Following the announcement by the White House on Monday that it was imposing tariffs and import quotas on solar panels and washing machines, effective immediately, U.S. Trade Representative Robert Lighthizer rejoiced: “The president’s action makes clear again that the Trump administration will always defend American workers, farmers, ranches, and businesses.” This view was confirmed by a White House trade official who told reporters:
If you look at solar closely, you have a clear example of Chinese trade policy propping up an industry, creating excess capacity in an industry [causing] significant harm to the United States and globally as well.
He assured reporters that this isn’t just about washing machines coming from South Korea or solar panels from China, either:
We need to figure out how to deal with that, not just for the solar industry but for a lot of different industries where you’re going to see the same playbook trotted out.
Here’s that playbook: The Trade Act of 1974 evolved out of the Progressive Era (the early 1900s under President Teddy Roosevelt), which granted the government the power to intervene when foreign competitors were deemed to be “not playing fair.” Out of that evolved a quasi-governmental administrative agency called the U.S. International Trade Commission (USITC) that acts as sort of a referee in disputes between domestic producers and their foreign competitors.

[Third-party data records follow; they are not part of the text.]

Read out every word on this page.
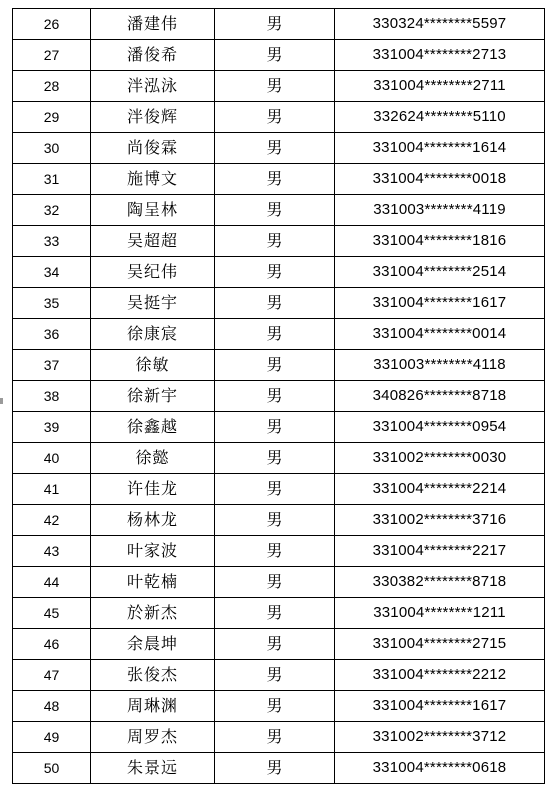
26	潘建伟	男	330324********5597
27	潘俊希	男	331004********2713
28	泮泓泳	男	331004********2711
29	泮俊辉	男	332624********5110
30	尚俊霖	男	331004********1614
31	施博文	男	331004********0018
32	陶呈林	男	331003********4119
33	吴超超	男	331004********1816
34	吴纪伟	男	331004********2514
35	吴挺宇	男	331004********1617
36	徐康宸	男	331004********0014
37	徐敏	男	331003********4118
38	徐新宇	男	340826********8718
39	徐鑫越	男	331004********0954
40	徐懿	男	331002********0030
41	许佳龙	男	331004********2214
42	杨林龙	男	331002********3716
43	叶家波	男	331004********2217
44	叶乾楠	男	330382********8718
45	於新杰	男	331004********1211
46	余晨坤	男	331004********2715
47	张俊杰	男	331004********2212
48	周琳渊	男	331004********1617
49	周罗杰	男	331002********3712
50	朱景远	男	331004********0618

In this case two domestic solar panel companies — Suniva and SolarWorld — filed a complaint under that Trade Act that their foreign competitors were being unfairly supported with subsidies by their governments, allowing them to undercut prices and pushing the American companies into bankruptcy. Whirlpool joined in the fray shortly thereafter, complaining that South Korea’s “unfair” support of local manufacturers were hurting Whirlpool’s domestic washing machine business.

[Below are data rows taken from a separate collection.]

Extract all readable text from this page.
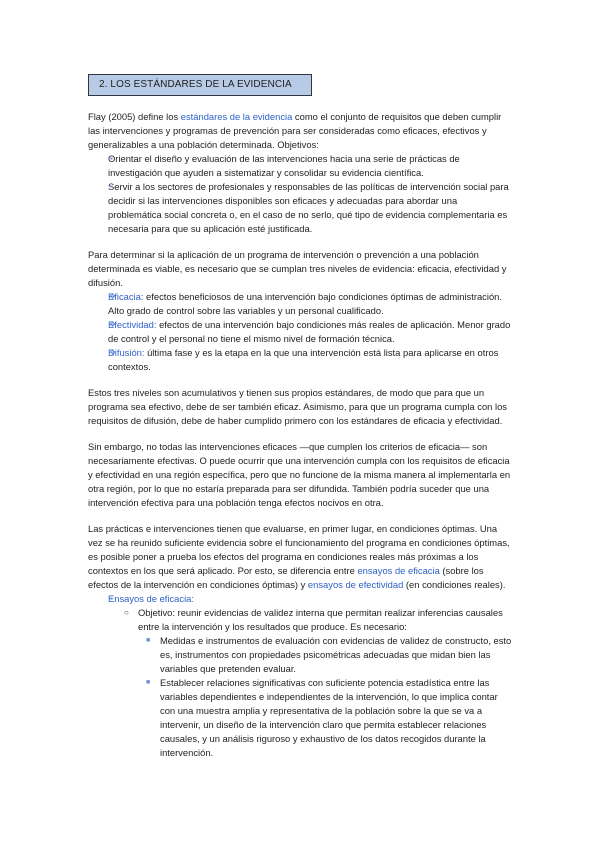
2. LOS ESTÁNDARES DE LA EVIDENCIA

Flay (2005) define los estándares de la evidencia como el conjunto de requisitos que deben cumplir las intervenciones y programas de prevención para ser consideradas como eficaces, efectivos y generalizables a una población determinada. Objetivos:

▪ Orientar el diseño y evaluación de las intervenciones hacia una serie de prácticas de investigación que ayuden a sistematizar y consolidar su evidencia científica.
▪ Servir a los sectores de profesionales y responsables de las políticas de intervención social para decidir si las intervenciones disponibles son eficaces y adecuadas para abordar una problemática social concreta o, en el caso de no serlo, qué tipo de evidencia complementaria es necesaria para que su aplicación esté justificada.

Para determinar si la aplicación de un programa de intervención o prevención a una población determinada es viable, es necesario que se cumplan tres niveles de evidencia: eficacia, efectividad y difusión.

❖ Eficacia: efectos beneficiosos de una intervención bajo condiciones óptimas de administración. Alto grado de control sobre las variables y un personal cualificado.
❖ Efectividad: efectos de una intervención bajo condiciones más reales de aplicación. Menor grado de control y el personal no tiene el mismo nivel de formación técnica.
❖ Difusión: última fase y es la etapa en la que una intervención está lista para aplicarse en otros contextos.

Estos tres niveles son acumulativos y tienen sus propios estándares, de modo que para que un programa sea efectivo, debe de ser también eficaz. Asimismo, para que un programa cumpla con los requisitos de difusión, debe de haber cumplido primero con los estándares de eficacia y efectividad.

Sin embargo, no todas las intervenciones eficaces —que cumplen los criterios de eficacia— son necesariamente efectivas. O puede ocurrir que una intervención cumpla con los requisitos de eficacia y efectividad en una región específica, pero que no funcione de la misma manera al implementarla en otra región, por lo que no estaría preparada para ser difundida. También podría suceder que una intervención efectiva para una población tenga efectos nocivos en otra.

Las prácticas e intervenciones tienen que evaluarse, en primer lugar, en condiciones óptimas. Una vez se ha reunido suficiente evidencia sobre el funcionamiento del programa en condiciones óptimas, es posible poner a prueba los efectos del programa en condiciones reales más próximas a los contextos en los que será aplicado. Por esto, se diferencia entre ensayos de eficacia (sobre los efectos de la intervención en condiciones óptimas) y ensayos de efectividad (en condiciones reales).

▪ Ensayos de eficacia:
○ Objetivo: reunir evidencias de validez interna que permitan realizar inferencias causales entre la intervención y los resultados que produce. Es necesario:
■ Medidas e instrumentos de evaluación con evidencias de validez de constructo, esto es, instrumentos con propiedades psicométricas adecuadas que midan bien las variables que pretenden evaluar.
■ Establecer relaciones significativas con suficiente potencia estadística entre las variables dependientes e independientes de la intervención, lo que implica contar con una muestra amplia y representativa de la población sobre la que se va a intervenir, un diseño de la intervención claro que permita establecer relaciones causales, y un análisis riguroso y exhaustivo de los datos recogidos durante la intervención.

The USITC lent a sympathetic ear and ruled in favor of the complainants. In September the USITC recommended that retaliation for such “unfair” practices be instituted by the U.S. government. On Monday Trump agreed and launched the first salvo in the coming trade war.
One knows that something is wrong when one of the president’s severest critics thinks this is a good idea. Ohio Democrat Senator Sherrod Brown, whose state’s voters went for Trump last November, celebrated the move: “I applaud the administration for this strong relief.” Nebraska Republican Senator Ben Sasse, on the other hand, declared simply and accurately that those “tariffs are taxes on families.”

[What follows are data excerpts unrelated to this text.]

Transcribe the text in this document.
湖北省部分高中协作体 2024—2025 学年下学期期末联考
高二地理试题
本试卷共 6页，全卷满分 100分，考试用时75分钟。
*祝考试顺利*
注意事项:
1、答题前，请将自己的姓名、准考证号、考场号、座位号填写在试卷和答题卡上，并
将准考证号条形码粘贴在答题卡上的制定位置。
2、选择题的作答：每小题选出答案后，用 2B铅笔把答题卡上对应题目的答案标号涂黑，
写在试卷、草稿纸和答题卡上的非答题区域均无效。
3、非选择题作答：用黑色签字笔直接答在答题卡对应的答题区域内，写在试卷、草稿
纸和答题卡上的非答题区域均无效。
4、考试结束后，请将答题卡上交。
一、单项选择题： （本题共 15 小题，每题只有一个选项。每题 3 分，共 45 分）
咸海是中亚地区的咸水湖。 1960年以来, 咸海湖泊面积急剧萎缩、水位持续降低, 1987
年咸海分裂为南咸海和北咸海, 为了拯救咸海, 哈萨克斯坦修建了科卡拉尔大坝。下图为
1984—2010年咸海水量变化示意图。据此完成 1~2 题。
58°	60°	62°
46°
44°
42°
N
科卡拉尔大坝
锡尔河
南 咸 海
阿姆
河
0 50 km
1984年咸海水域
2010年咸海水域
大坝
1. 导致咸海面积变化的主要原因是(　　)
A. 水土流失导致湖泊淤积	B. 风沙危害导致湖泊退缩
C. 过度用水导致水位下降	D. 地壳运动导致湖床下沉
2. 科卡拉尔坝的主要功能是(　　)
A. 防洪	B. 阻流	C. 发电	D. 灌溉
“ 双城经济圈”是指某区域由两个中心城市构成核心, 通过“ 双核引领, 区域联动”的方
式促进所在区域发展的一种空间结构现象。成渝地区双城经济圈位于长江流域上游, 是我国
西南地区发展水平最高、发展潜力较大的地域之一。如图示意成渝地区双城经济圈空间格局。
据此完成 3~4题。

Viewed in that light, it’s easy to see what’s afoot here. In his attempt to put “America First,” Trump is forgetting all about those who actually pay those tariffs: the American consumer. By making imports more costly (the tariffs range between 30 and 50 percent to be added to the price of those imports), fewer of them will be bought. It’s pure protectionism, allowing companies to exist that otherwise wouldn’t. The fact that foreign companies get subsidies is beside the point: If those governments want to subsidize companies so they can offer American consumers even lower prices, who would argue with that? Free market economists consider such behavior on the part of foreign governments as a gift to the American consumer.
But under the “progressive” mantra inflicted under the first Roosevelt administration, companies are now free to complain and seek remedies through force. Trump calls it “leveling the playing field.” The free market calls it “rent-seeking” from companies that couldn’t otherwise compete successfully without government assistance.
With the pressure off to stay competitive, companies so protected can relax a little, take a deep breath, and rest easier knowing that their customers will likely be buying their products as their competitors’ products are being priced out of the market. There will be the natural incentive to raise their own prices with those competitors out of the way, reducing demand, and resulting ultimately in fewer workers in those “protected” industries. One other point: Without that competition what incentive will those protected companies to improve their products?
Free market economists look at how the Smoot-Hawley Tariff of 1930 exacerbated the Great Depression as the progressive Hoover and Roosevelt administrations sought to protect American companies from foreign competitors.
Such a move as announced on Monday also opens another door: retaliation from foreign governments placing similar tariffs and quotas on American made products being offered for sale there. Again: higher prices, less demand, consumers worse off, and consequently fewer people employed in those “protected” industries.
Could this opening salvo result in a full-blown trade war? After all there is much concern about the Chinese “theft” of American technology. As the White House trade official noted: “For a lot of different industries … you’re going to see the same playbook trotted out.”
In 1930, following the imposition of tariffs on some 20,000 imported goods by the federal government, it took just two months for Canada, America’s primary trading partner, to enact its own set of tariffs. The U.S. economy, already slowing, shuddered and nearly came to a stop.
In his attempt to put “American First” by retaliating against “unfair” foreign competition, the president is putting the American consumer last, at least when they are buying solar panels and washing machines.